तामादाय विशालाक्षीं चंद्रबिंबसमाननाम् । बलदेवसमायुक्तो ह्यनुज्ञाप्य पिताम हम्

La prenant—aux grands yeux, au visage pareil au disque de la lune—, accompagné de Baladeva, et après avoir obtenu l’assentiment du Grand-Père (Brahmā)…

Verse 22

सूत उवाच । एवं सा माधवी विप्राः सुभगारूपमास्थिता । अवतीर्णा धरापृष्ठे लक्ष्मीशापप्रपीडिता

Sūta dit : «Ainsi, ô brāhmaṇas, cette Mādhavī—ayant revêtu une forme des plus auspiciées—descendit sur la surface de la terre, accablée par la malédiction de Lakṣmī.»

Verse 23

उपयेमे सुतः पांडोर्यां पार्थश्चारुहासिनीम् । जज्ञे तस्याः सुतो वीरोऽभिमन्युरिति विश्रुतः

Pārtha (Arjuna), fils de Pāṇḍu, épousa cette jeune fille belle et au sourire gracieux.

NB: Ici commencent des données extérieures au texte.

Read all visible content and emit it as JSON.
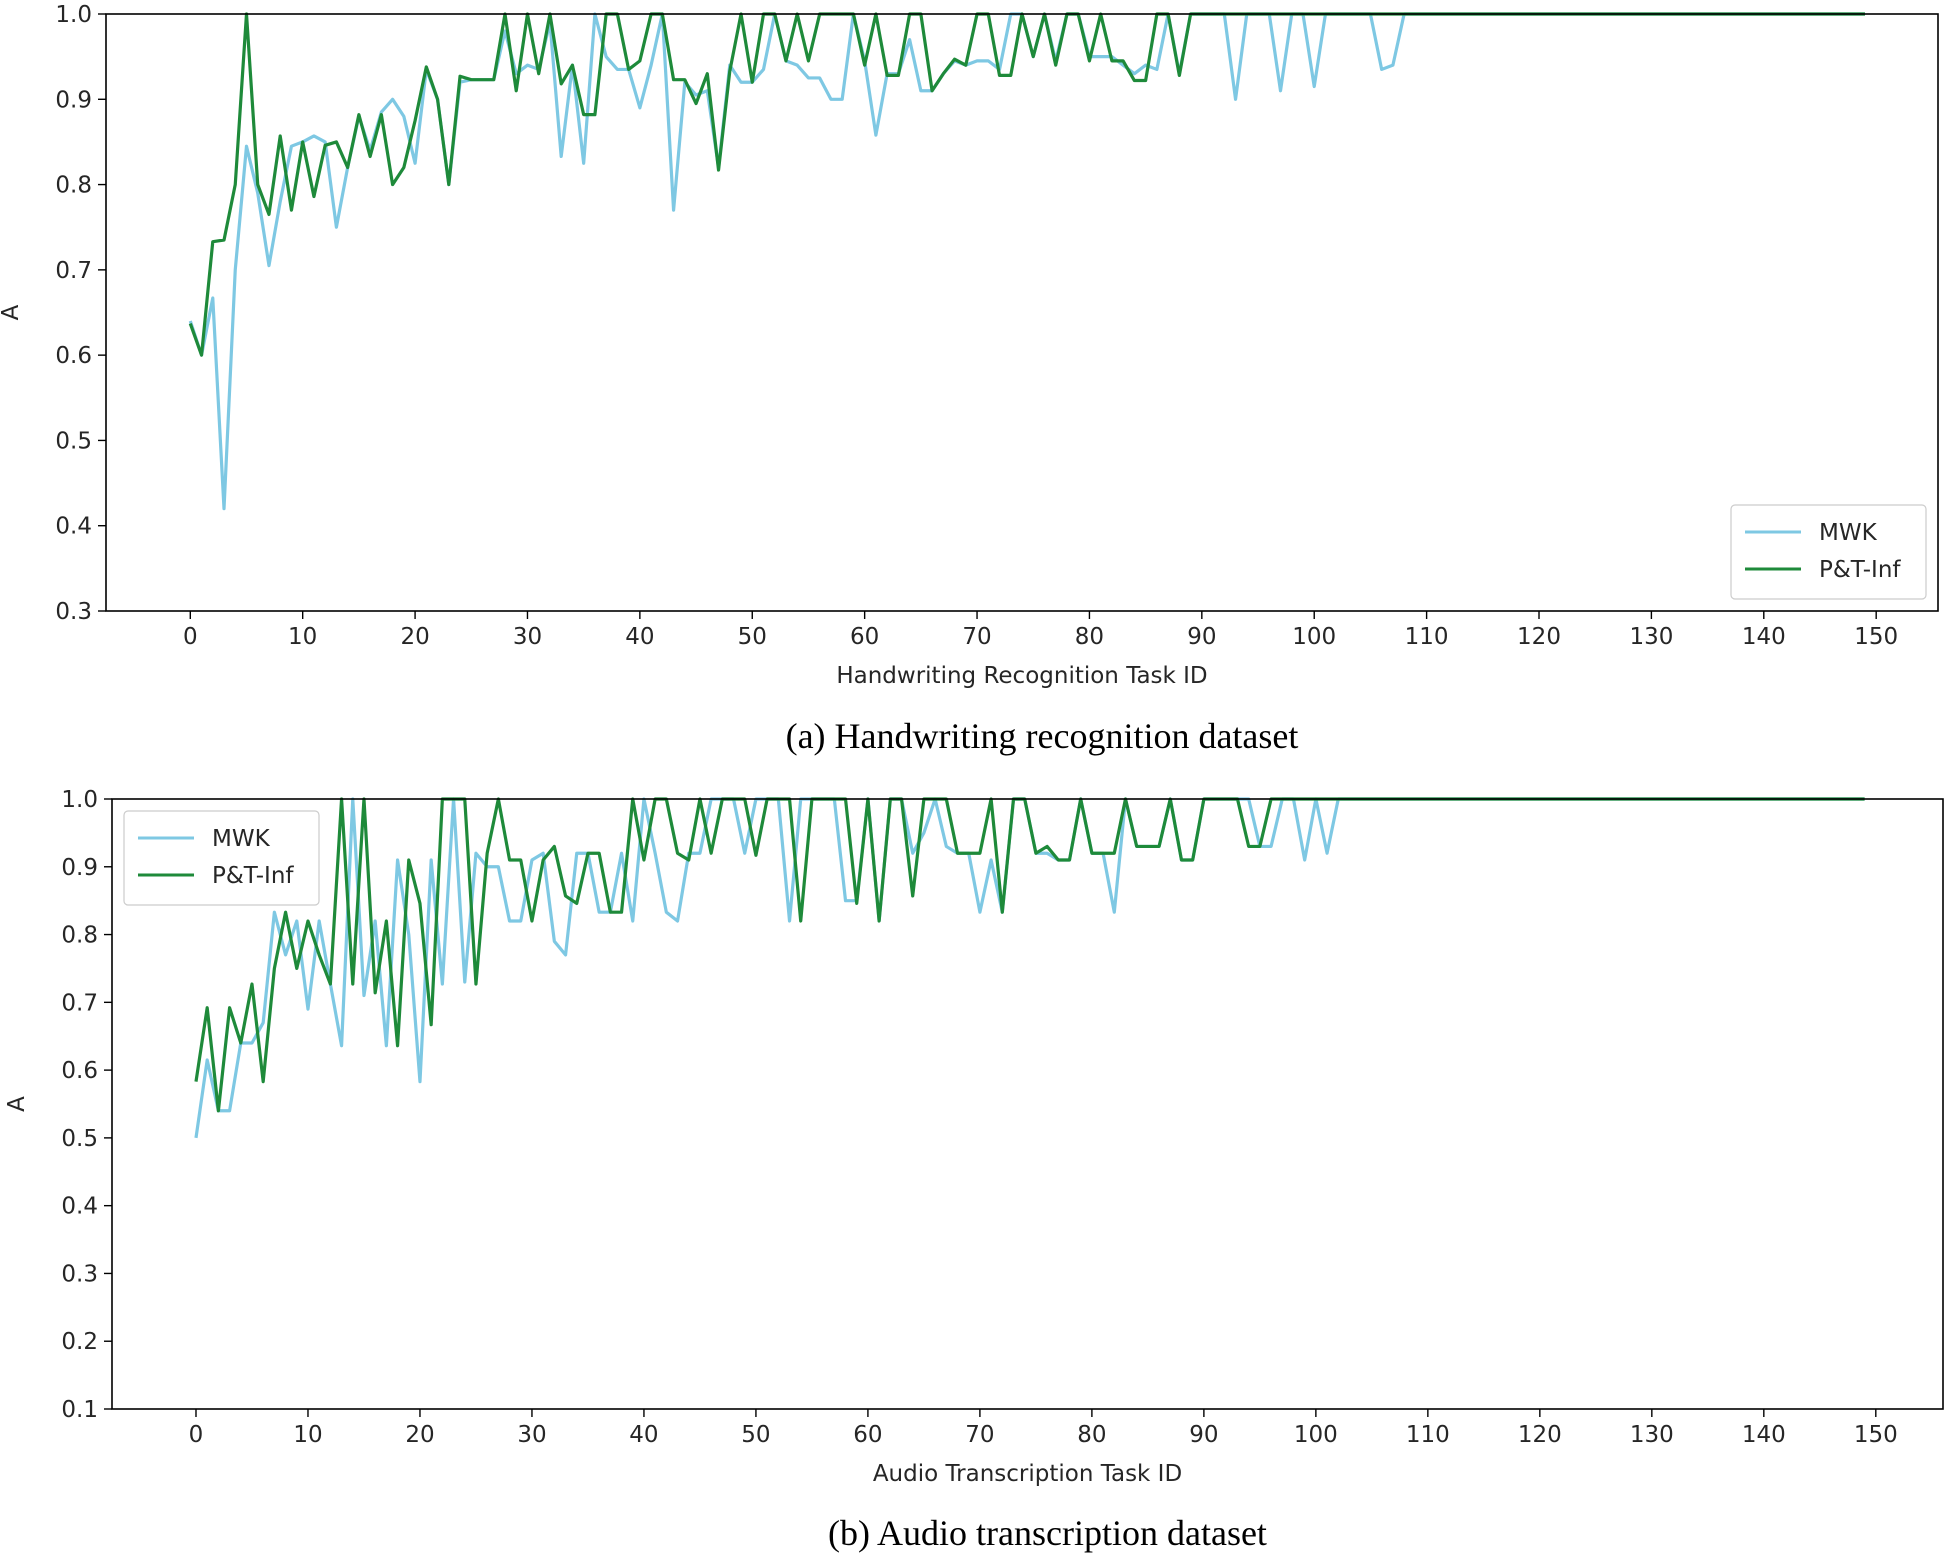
{
  "colors": {
    "mwk": "#7ec8e3",
    "pt_inf": "#1e8a3a",
    "axis": "#000000",
    "text": "#262626"
  },
  "chart_data": [
    {
      "type": "line",
      "id": "a",
      "caption": "(a) Handwriting recognition dataset",
      "xlabel": "Handwriting Recognition Task ID",
      "ylabel": "A",
      "xlim": [
        -7.5,
        155.5
      ],
      "ylim": [
        0.3,
        1.0
      ],
      "xticks": [
        0,
        10,
        20,
        30,
        40,
        50,
        60,
        70,
        80,
        90,
        100,
        110,
        120,
        130,
        140,
        150
      ],
      "xtick_labels": [
        "0",
        "10",
        "20",
        "30",
        "40",
        "50",
        "60",
        "70",
        "80",
        "90",
        "100",
        "110",
        "120",
        "130",
        "140",
        "150"
      ],
      "yticks": [
        0.3,
        0.4,
        0.5,
        0.6,
        0.7,
        0.8,
        0.9,
        1.0
      ],
      "ytick_labels": [
        "0.3",
        "0.4",
        "0.5",
        "0.6",
        "0.7",
        "0.8",
        "0.9",
        "1.0"
      ],
      "legend_position": "lower-right",
      "series": [
        {
          "name": "MWK",
          "color_key": "mwk",
          "values": [
            0.64,
            0.6,
            0.667,
            0.42,
            0.7,
            0.845,
            0.79,
            0.705,
            0.78,
            0.845,
            0.85,
            0.857,
            0.85,
            0.75,
            0.82,
            0.88,
            0.84,
            0.885,
            0.9,
            0.88,
            0.825,
            0.935,
            0.9,
            0.8,
            0.92,
            0.923,
            0.923,
            0.923,
            0.98,
            0.93,
            0.94,
            0.935,
            0.99,
            0.833,
            0.94,
            0.825,
            1.0,
            0.95,
            0.935,
            0.935,
            0.89,
            0.94,
            1.0,
            0.77,
            0.92,
            0.905,
            0.91,
            0.82,
            0.94,
            0.92,
            0.92,
            0.935,
            1.0,
            0.945,
            0.94,
            0.925,
            0.925,
            0.9,
            0.9,
            1.0,
            0.945,
            0.858,
            0.93,
            0.93,
            0.97,
            0.91,
            0.91,
            0.93,
            0.945,
            0.94,
            0.945,
            0.945,
            0.935,
            1.0,
            1.0,
            0.95,
            1.0,
            0.945,
            1.0,
            1.0,
            0.95,
            0.95,
            0.95,
            0.94,
            0.93,
            0.94,
            0.935,
            1.0,
            0.93,
            1.0,
            1.0,
            1.0,
            1.0,
            0.9,
            1.0,
            1.0,
            1.0,
            0.91,
            1.0,
            1.0,
            0.915,
            1.0,
            1.0,
            1.0,
            1.0,
            1.0,
            0.935,
            0.94,
            1.0,
            1.0,
            1.0,
            1.0,
            1.0,
            1.0,
            1.0,
            1.0,
            1.0,
            1.0,
            1.0,
            1.0,
            1.0,
            1.0,
            1.0,
            1.0,
            1.0,
            1.0,
            1.0,
            1.0,
            1.0,
            1.0,
            1.0,
            1.0,
            1.0,
            1.0,
            1.0,
            1.0,
            1.0,
            1.0,
            1.0,
            1.0,
            1.0,
            1.0,
            1.0,
            1.0,
            1.0,
            1.0,
            1.0,
            1.0,
            1.0,
            1.0
          ]
        },
        {
          "name": "P&T-Inf",
          "color_key": "pt_inf",
          "values": [
            0.637,
            0.6,
            0.733,
            0.735,
            0.8,
            1.0,
            0.8,
            0.765,
            0.857,
            0.77,
            0.85,
            0.786,
            0.846,
            0.85,
            0.82,
            0.882,
            0.833,
            0.882,
            0.8,
            0.82,
            0.875,
            0.938,
            0.9,
            0.8,
            0.927,
            0.923,
            0.923,
            0.923,
            1.0,
            0.91,
            1.0,
            0.93,
            1.0,
            0.918,
            0.94,
            0.882,
            0.882,
            1.0,
            1.0,
            0.935,
            0.945,
            1.0,
            1.0,
            0.923,
            0.923,
            0.895,
            0.93,
            0.817,
            0.933,
            1.0,
            0.92,
            1.0,
            1.0,
            0.945,
            1.0,
            0.945,
            1.0,
            1.0,
            1.0,
            1.0,
            0.94,
            1.0,
            0.928,
            0.928,
            1.0,
            1.0,
            0.91,
            0.93,
            0.947,
            0.94,
            1.0,
            1.0,
            0.928,
            0.928,
            1.0,
            0.95,
            1.0,
            0.94,
            1.0,
            1.0,
            0.945,
            1.0,
            0.945,
            0.945,
            0.922,
            0.922,
            1.0,
            1.0,
            0.928,
            1.0,
            1.0,
            1.0,
            1.0,
            1.0,
            1.0,
            1.0,
            1.0,
            1.0,
            1.0,
            1.0,
            1.0,
            1.0,
            1.0,
            1.0,
            1.0,
            1.0,
            1.0,
            1.0,
            1.0,
            1.0,
            1.0,
            1.0,
            1.0,
            1.0,
            1.0,
            1.0,
            1.0,
            1.0,
            1.0,
            1.0,
            1.0,
            1.0,
            1.0,
            1.0,
            1.0,
            1.0,
            1.0,
            1.0,
            1.0,
            1.0,
            1.0,
            1.0,
            1.0,
            1.0,
            1.0,
            1.0,
            1.0,
            1.0,
            1.0,
            1.0,
            1.0,
            1.0,
            1.0,
            1.0,
            1.0,
            1.0,
            1.0,
            1.0,
            1.0,
            1.0
          ]
        }
      ]
    },
    {
      "type": "line",
      "id": "b",
      "caption": "(b) Audio transcription dataset",
      "xlabel": "Audio Transcription Task ID",
      "ylabel": "A",
      "xlim": [
        -7.5,
        156.0
      ],
      "ylim": [
        0.1,
        1.0
      ],
      "xticks": [
        0,
        10,
        20,
        30,
        40,
        50,
        60,
        70,
        80,
        90,
        100,
        110,
        120,
        130,
        140,
        150
      ],
      "xtick_labels": [
        "0",
        "10",
        "20",
        "30",
        "40",
        "50",
        "60",
        "70",
        "80",
        "90",
        "100",
        "110",
        "120",
        "130",
        "140",
        "150"
      ],
      "yticks": [
        0.1,
        0.2,
        0.3,
        0.4,
        0.5,
        0.6,
        0.7,
        0.8,
        0.9,
        1.0
      ],
      "ytick_labels": [
        "0.1",
        "0.2",
        "0.3",
        "0.4",
        "0.5",
        "0.6",
        "0.7",
        "0.8",
        "0.9",
        "1.0"
      ],
      "legend_position": "upper-left",
      "series": [
        {
          "name": "MWK",
          "color_key": "mwk",
          "values": [
            0.5,
            0.615,
            0.54,
            0.54,
            0.64,
            0.64,
            0.67,
            0.833,
            0.77,
            0.82,
            0.69,
            0.82,
            0.727,
            0.636,
            1.0,
            0.71,
            0.82,
            0.636,
            0.91,
            0.8,
            0.583,
            0.91,
            0.727,
            1.0,
            0.73,
            0.92,
            0.9,
            0.9,
            0.82,
            0.82,
            0.91,
            0.92,
            0.79,
            0.77,
            0.92,
            0.92,
            0.833,
            0.833,
            0.92,
            0.82,
            1.0,
            0.92,
            0.833,
            0.82,
            0.92,
            0.92,
            1.0,
            1.0,
            1.0,
            0.92,
            1.0,
            1.0,
            1.0,
            0.82,
            1.0,
            1.0,
            1.0,
            1.0,
            0.85,
            0.85,
            1.0,
            0.82,
            1.0,
            1.0,
            0.92,
            0.95,
            1.0,
            0.93,
            0.92,
            0.92,
            0.833,
            0.91,
            0.833,
            1.0,
            1.0,
            0.92,
            0.92,
            0.91,
            0.91,
            1.0,
            0.92,
            0.92,
            0.833,
            1.0,
            0.93,
            0.93,
            0.93,
            1.0,
            0.91,
            0.91,
            1.0,
            1.0,
            1.0,
            1.0,
            1.0,
            0.93,
            0.93,
            1.0,
            1.0,
            0.91,
            1.0,
            0.92,
            1.0,
            1.0,
            1.0,
            1.0,
            1.0,
            1.0,
            1.0,
            1.0,
            1.0,
            1.0,
            1.0,
            1.0,
            1.0,
            1.0,
            1.0,
            1.0,
            1.0,
            1.0,
            1.0,
            1.0,
            1.0,
            1.0,
            1.0,
            1.0,
            1.0,
            1.0,
            1.0,
            1.0,
            1.0,
            1.0,
            1.0,
            1.0,
            1.0,
            1.0,
            1.0,
            1.0,
            1.0,
            1.0,
            1.0,
            1.0,
            1.0,
            1.0,
            1.0,
            1.0,
            1.0,
            1.0,
            1.0,
            1.0
          ]
        },
        {
          "name": "P&T-Inf",
          "color_key": "pt_inf",
          "values": [
            0.583,
            0.692,
            0.54,
            0.692,
            0.64,
            0.727,
            0.583,
            0.75,
            0.833,
            0.75,
            0.82,
            0.77,
            0.727,
            1.0,
            0.727,
            1.0,
            0.714,
            0.82,
            0.636,
            0.91,
            0.846,
            0.667,
            1.0,
            1.0,
            1.0,
            0.727,
            0.92,
            1.0,
            0.91,
            0.91,
            0.82,
            0.91,
            0.93,
            0.857,
            0.846,
            0.92,
            0.92,
            0.833,
            0.833,
            1.0,
            0.91,
            1.0,
            1.0,
            0.92,
            0.91,
            1.0,
            0.92,
            1.0,
            1.0,
            1.0,
            0.917,
            1.0,
            1.0,
            1.0,
            0.82,
            1.0,
            1.0,
            1.0,
            1.0,
            0.846,
            1.0,
            0.82,
            1.0,
            1.0,
            0.857,
            1.0,
            1.0,
            1.0,
            0.92,
            0.92,
            0.92,
            1.0,
            0.833,
            1.0,
            1.0,
            0.92,
            0.93,
            0.91,
            0.91,
            1.0,
            0.92,
            0.92,
            0.92,
            1.0,
            0.93,
            0.93,
            0.93,
            1.0,
            0.91,
            0.91,
            1.0,
            1.0,
            1.0,
            1.0,
            0.93,
            0.93,
            1.0,
            1.0,
            1.0,
            1.0,
            1.0,
            1.0,
            1.0,
            1.0,
            1.0,
            1.0,
            1.0,
            1.0,
            1.0,
            1.0,
            1.0,
            1.0,
            1.0,
            1.0,
            1.0,
            1.0,
            1.0,
            1.0,
            1.0,
            1.0,
            1.0,
            1.0,
            1.0,
            1.0,
            1.0,
            1.0,
            1.0,
            1.0,
            1.0,
            1.0,
            1.0,
            1.0,
            1.0,
            1.0,
            1.0,
            1.0,
            1.0,
            1.0,
            1.0,
            1.0,
            1.0,
            1.0,
            1.0,
            1.0,
            1.0,
            1.0,
            1.0,
            1.0,
            1.0,
            1.0
          ]
        }
      ]
    }
  ]
}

D’elle naquit un fils héroïque, renommé dans le monde sous le nom d’Abhimanyu.

Verse 24

एतद्वः सर्वमाख्यातं माधबीजन्मसम्भवम् । सुपर्णाख्यस्य देवस्य कथासंगाद्द्विजोत्तमाः

Ainsi vous ai-je exposé entièrement, ô meilleurs des deux-fois-nés, tout le récit de la naissance de Mādhavī, né du lien avec l’histoire de la divinité nommée Suparṇa.

Verse 25

यश्चैतत्पठते मर्त्यो भक्त्या युक्तः शृणोति वा । मुच्यते स नरः पापात्तद्दिनैकसमुद्भवात्

Tout mortel qui, animé de dévotion, récite ceci—ou même l’écoute—est délivré du péché, fût-ce des fautes nées ce jour-là même.